Changing climate also changes storm patterns, causing increased flooding in some areas and increased drought in others. Right now, we are in a period of drought. According to an article in USA Today on Monday, Southern California has only 39% of its normal water supply. We really live in a near-desert with a limited water supply, and we all need to conserve water in every way that we can.
On eBird, I noted that no one had reported birds from Diaz Lake in Lone Pine for more than a month. Our report of the birds that we saw there was an important addition to the national database, helping to fill a gap. We noted that the tip of warbler migration had begun with yellow-rumped warblers present in full breeding plumage.
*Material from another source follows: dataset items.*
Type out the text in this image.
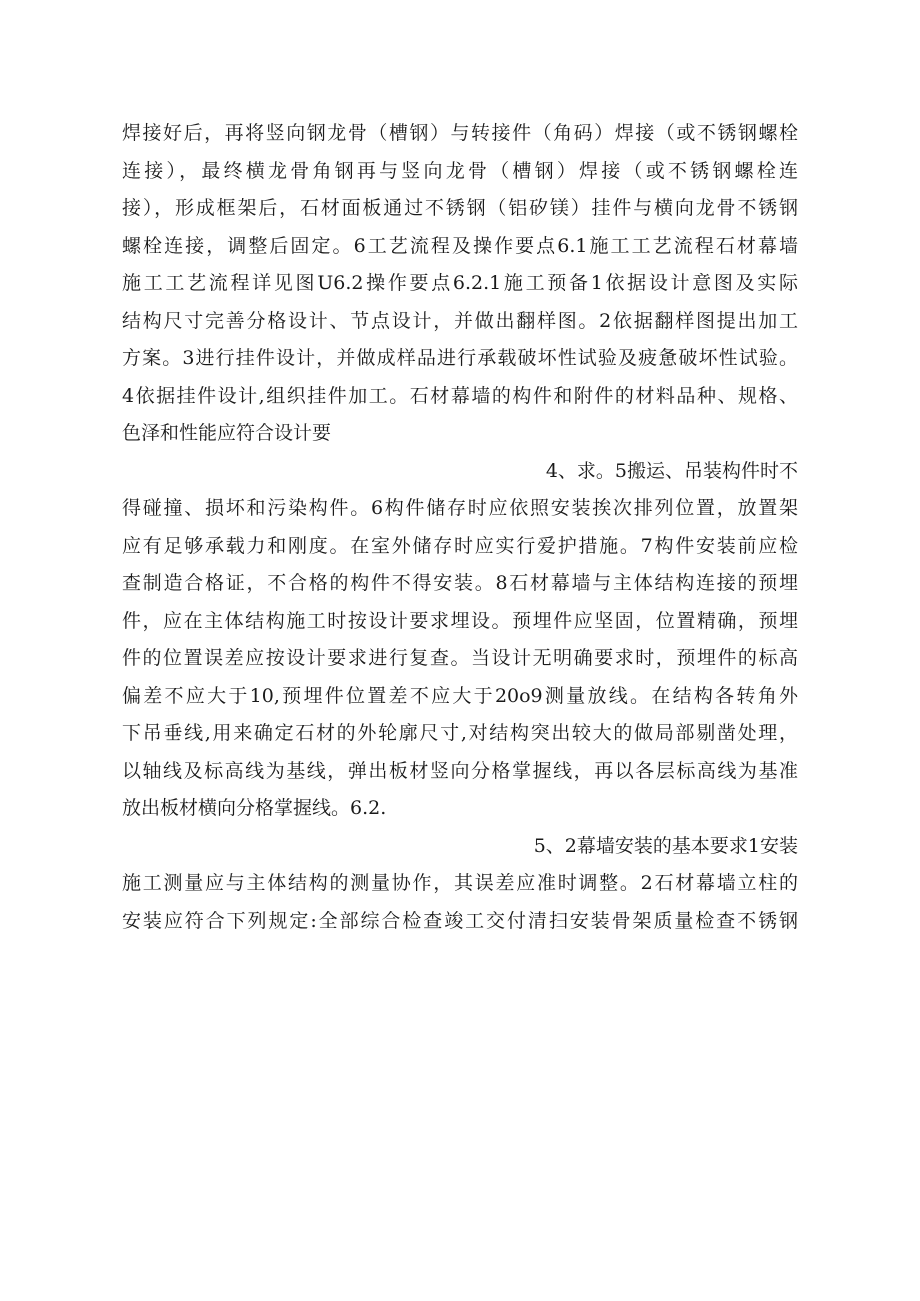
焊接好后，再将竖向钢龙骨（槽钢）与转接件（角码）焊接（或不锈钢螺栓
连接），最终横龙骨角钢再与竖向龙骨（槽钢）焊接（或不锈钢螺栓连
接），形成框架后，石材面板通过不锈钢（铝矽镁）挂件与横向龙骨不锈钢
螺栓连接，调整后固定。6工艺流程及操作要点6.1施工工艺流程石材幕墙
施工工艺流程详见图U6.2操作要点6.2.1施工预备1依据设计意图及实际
结构尺寸完善分格设计、节点设计，并做出翻样图。2依据翻样图提出加工
方案。3进行挂件设计，并做成样品进行承载破坏性试验及疲惫破坏性试验。
4依据挂件设计,组织挂件加工。石材幕墙的构件和附件的材料品种、规格、
色泽和性能应符合设计要
4、求。5搬运、吊装构件时不
得碰撞、损坏和污染构件。6构件储存时应依照安装挨次排列位置，放置架
应有足够承载力和刚度。在室外储存时应实行爱护措施。7构件安装前应检
查制造合格证，不合格的构件不得安装。8石材幕墙与主体结构连接的预埋
件，应在主体结构施工时按设计要求埋设。预埋件应坚固，位置精确，预埋
件的位置误差应按设计要求进行复查。当设计无明确要求时，预埋件的标高
偏差不应大于10,预埋件位置差不应大于20o9测量放线。在结构各转角外
下吊垂线,用来确定石材的外轮廓尺寸,对结构突出较大的做局部剔凿处理，
以轴线及标高线为基线，弹出板材竖向分格掌握线，再以各层标高线为基准
放出板材横向分格掌握线。6.2.
5、2幕墙安装的基本要求1安装
施工测量应与主体结构的测量协作，其误差应准时调整。2石材幕墙立柱的
安装应符合下列规定:全部综合检查竣工交付清扫安装骨架质量检查不锈钢
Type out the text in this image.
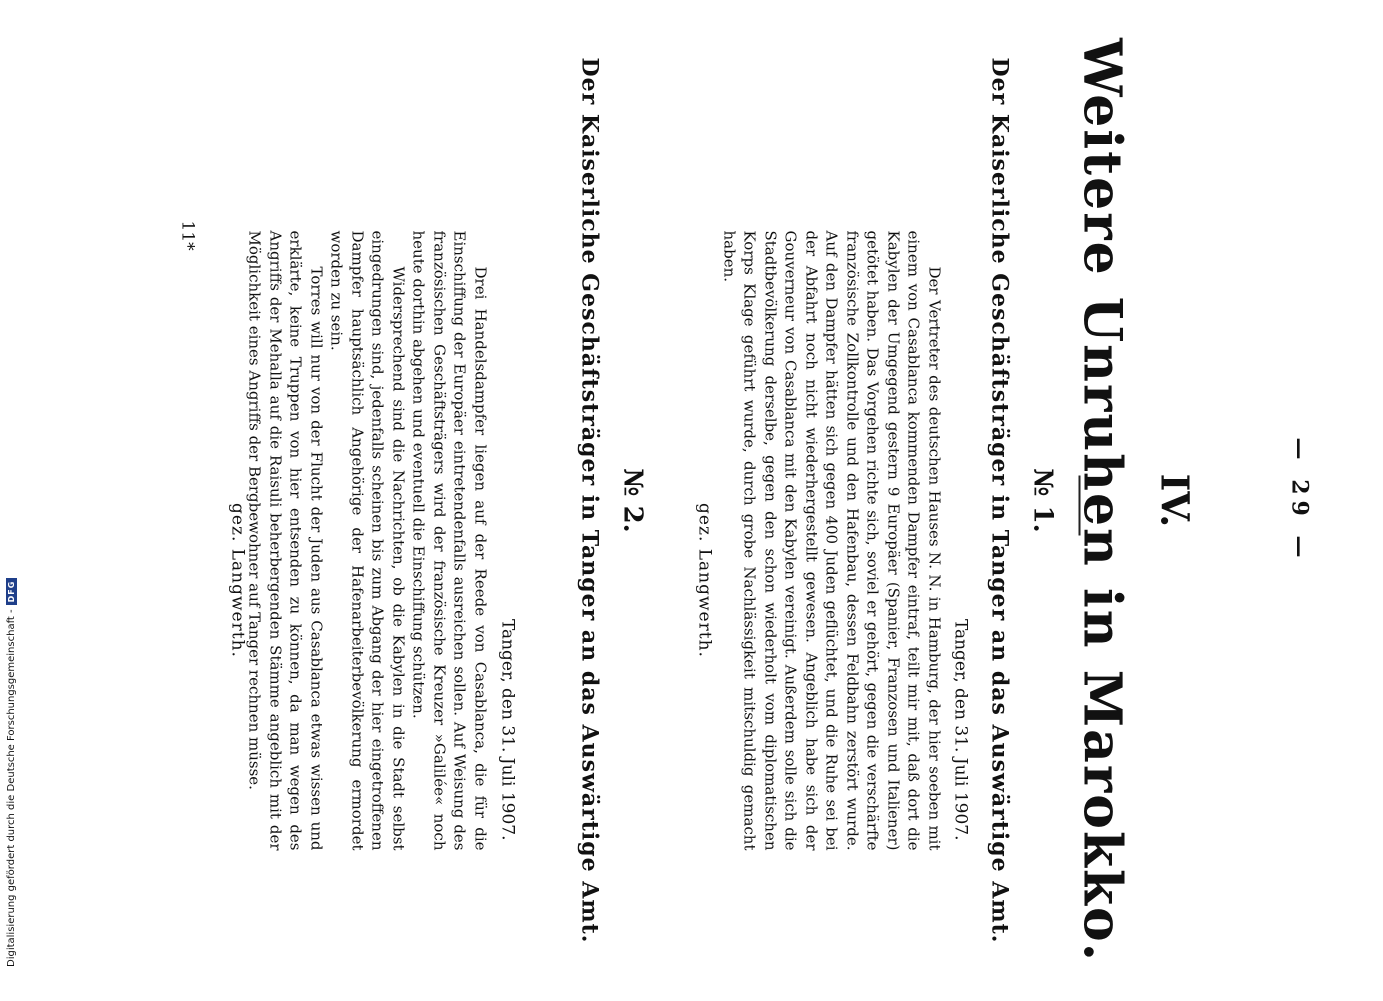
— 29 —
IV.
Weitere Unruhen in Marokko.
№ 1.
Der Kaiserliche Geschäftsträger in Tanger an das Auswärtige Amt.
Tanger, den 31. Juli 1907.

Der Vertreter des deutschen Hauses N. N. in Hamburg, der hier soeben mit einem von Casablanca kommenden Dampfer eintraf, teilt mir mit, daß dort die Kabylen der Umgegend gestern 9 Europäer (Spanier, Franzosen und Italiener) getötet haben. Das Vorgehen richte sich, soviel er gehört, gegen die verschärfte französische Zollkontrolle und den Hafenbau, dessen Feldbahn zerstört wurde. Auf den Dampfer hätten sich gegen 400 Juden geflüchtet, und die Ruhe sei bei der Abfahrt noch nicht wiederhergestellt gewesen. Angeblich habe sich der Gouverneur von Casablanca mit den Kabylen vereinigt. Außerdem solle sich die Stadtbevölkerung derselbe, gegen den schon wiederholt vom diplomatischen Korps Klage geführt wurde, durch grobe Nachlässigkeit mitschuldig gemacht haben.

gez. Langwerth.
№ 2.
Der Kaiserliche Geschäftsträger in Tanger an das Auswärtige Amt.
Tanger, den 31. Juli 1907.

Drei Handelsdampfer liegen auf der Reede von Casablanca, die für die Einschiffung der Europäer eintretendenfalls ausreichen sollen. Auf Weisung des französischen Geschäftsträgers wird der französische Kreuzer »Galilée« noch heute dorthin abgehen und eventuell die Einschiffung schützen.

Widersprechend sind die Nachrichten, ob die Kabylen in die Stadt selbst eingedrungen sind, jedenfalls scheinen bis zum Abgang der hier eingetroffenen Dampfer hauptsächlich Angehörige der Hafenarbeiterbevölkerung ermordet worden zu sein.

Torres will nur von der Flucht der Juden aus Casablanca etwas wissen und erklärte, keine Truppen von hier entsenden zu können, da man wegen des Angriffs der Mehalla auf die Raisuli beherbergenden Stämme angeblich mit der Möglichkeit eines Angriffs der Bergbewohner auf Tanger rechnen müsse.

gez. Langwerth.
11*
Digitalisierung gefördert durch die Deutsche Forschungsgemeinschaft -
DFG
We observed quite a few Eurasian collared doves on our trip, a species that we are not used to seeing in the Eastern Sierras. This is a newly arrived species that is spreading rapidly throughout the South and Southwestern United States. While not migratory, these doves are highly dispersive.
Introduced to the Bahamas in the 1970s, Eurasian collared doves spread to Florida by 1982. They are now found throughout the western and central U.S.
We're not sure exactly when they arrived in California, but they are becoming an increasingly common sight. One reason for their success is that they have three to four broods a year, and like mourning doves and rock pigeons, they live near human habitations.
Eurasian collared doves resemble mourning doves, except that they have a black crescent on the back of the neck. Larger and heavier bodied than mourning doves, they have squared off tails versus the pointed tails of mourning doves. They are becoming an increasingly common sight in Orange County.
This trip emphasized to us the rapidly changing planet that we now occupy. Whether or not you believe in the theory of global warming, it is occurring. Humans have caused many changes in the natural world, from introducing species from one place to another, to diverting natural watercourses, to loading that atmosphere with carbon dioxide that is producing a greenhouse effect.
We certainly live in interesting times.